À titre d’exemple, la participante aux Jeux Olympiques et Paralympiques de Londres en 2012 a fait le choix cet hiver de partir s’entraîner en Espagne plutôt que d’embarquer pour la Guadeloupe avec l’ensemble des équipes de France de sa discipline.
Décroissance : le rôle majeur des institutions
Pour que le changement s’opère rapidement, il faut que les institutions prennent des engagements forts. C’est le cas de la Fédération Française de Badminton. Comme le souligne son Président Yohan Penel, on pense souvent à la compétition lorsqu’on entend le mot « sport ». Ainsi, la FFBaD a décidé de revoir en profondeur sa raison d’être. Les objectifs : influencer positivement les trajectoires de vie et faire en sorte que les pratiquant(e)s soient un peu plus heureux(ses) après avoir fait du badminton.
Dans ce sens, un groupe de travail se penche actuellement sur un concept de performance sociale.
S’inspirant du modèle du Bhoutan, pays asiatique ayant fait le choix de donner la priorité au bonheur de ses habitants avant les intérêts économiques via l’indice de Bonheur National Brut, les instances dirigeantes de la Fédération sont donc en train de développer la notion de Bonheur Associatif Durable. Pour Yohan Penel, « dans une société où l’individualisme est grandissant, la meilleure réponse, c’est le monde associatif qui peut l’apporter. »
Ce dernier souligne aussi le fait que le sport a un rôle important à jouer dans la construction des normes sociales de demain. « Pour l’instant, les événements sportifs vendent comme normalité des SUV, du transport aérien, de la malbouffe… » Selon lui, en s’éloignant de ses valeurs, le sport va se rendre moins attractif. Il paraît donc nécessaire de se reconcentrer sur sa puissance de cohésion, élément important pour surmonter les crises à venir.

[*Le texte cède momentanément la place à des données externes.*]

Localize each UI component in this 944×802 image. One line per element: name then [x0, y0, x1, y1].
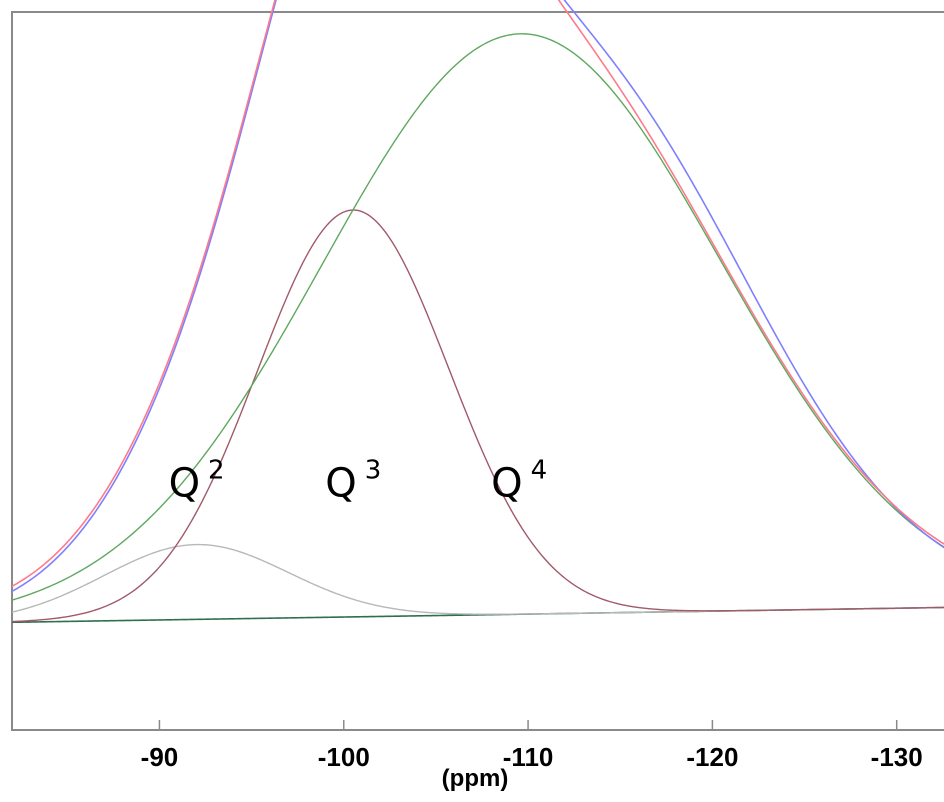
x-axis-ticks: -90 -100 -110 -120 -130: [141, 720, 923, 772]
x-tick-label: -130: [871, 742, 923, 772]
peak-label-q4: Q: [491, 461, 522, 507]
component-curve-1: [11, 543, 944, 615]
curves-layer: [11, 0, 944, 624]
component-curve-2: [11, 209, 944, 623]
plot-frame: [11, 11, 944, 731]
component-curve-3: [11, 33, 944, 601]
peak-label-superscript: 2: [208, 456, 225, 486]
fit-sum-line: [11, 0, 944, 587]
x-tick-label: -100: [318, 742, 370, 772]
experimental-spectrum-line: [11, 0, 944, 592]
x-tick-label: -90: [141, 742, 179, 772]
peak-label-q2: Q: [169, 461, 200, 507]
x-tick-label: -120: [686, 742, 738, 772]
x-axis-title: (ppm): [442, 765, 509, 792]
peak-label-superscript: 3: [365, 456, 382, 486]
peak-label-q3: Q: [325, 461, 356, 507]
peak-label-superscript: 4: [531, 456, 548, 486]
x-tick-label: -110: [503, 742, 554, 772]
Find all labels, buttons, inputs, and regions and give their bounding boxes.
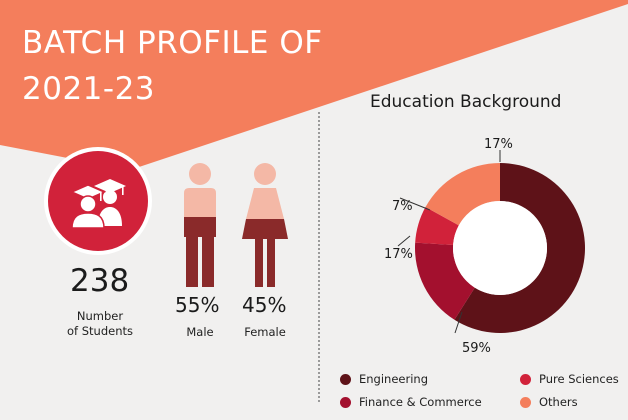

Alors que le GIEC, par le biais de son sixième rapport sorti ce lundi 20 mars, a rappelé que les activités humaines (industrielles et économiques) étaient la cause principale du dérèglement climatique, menaçant à court terme les conditions de vie sur terre, la décroissance paraît, aux yeux de plus en plus de personnes, être la meilleure façon de s’adapter pour nos sociétés. C’est dans ce sens qu’Ecolosport vous proposera prochainement une rubrique « Nouveaux terrains », explorant de nouveaux modèles économiques et sociaux pour envisager un avenir et un sport plus heureux.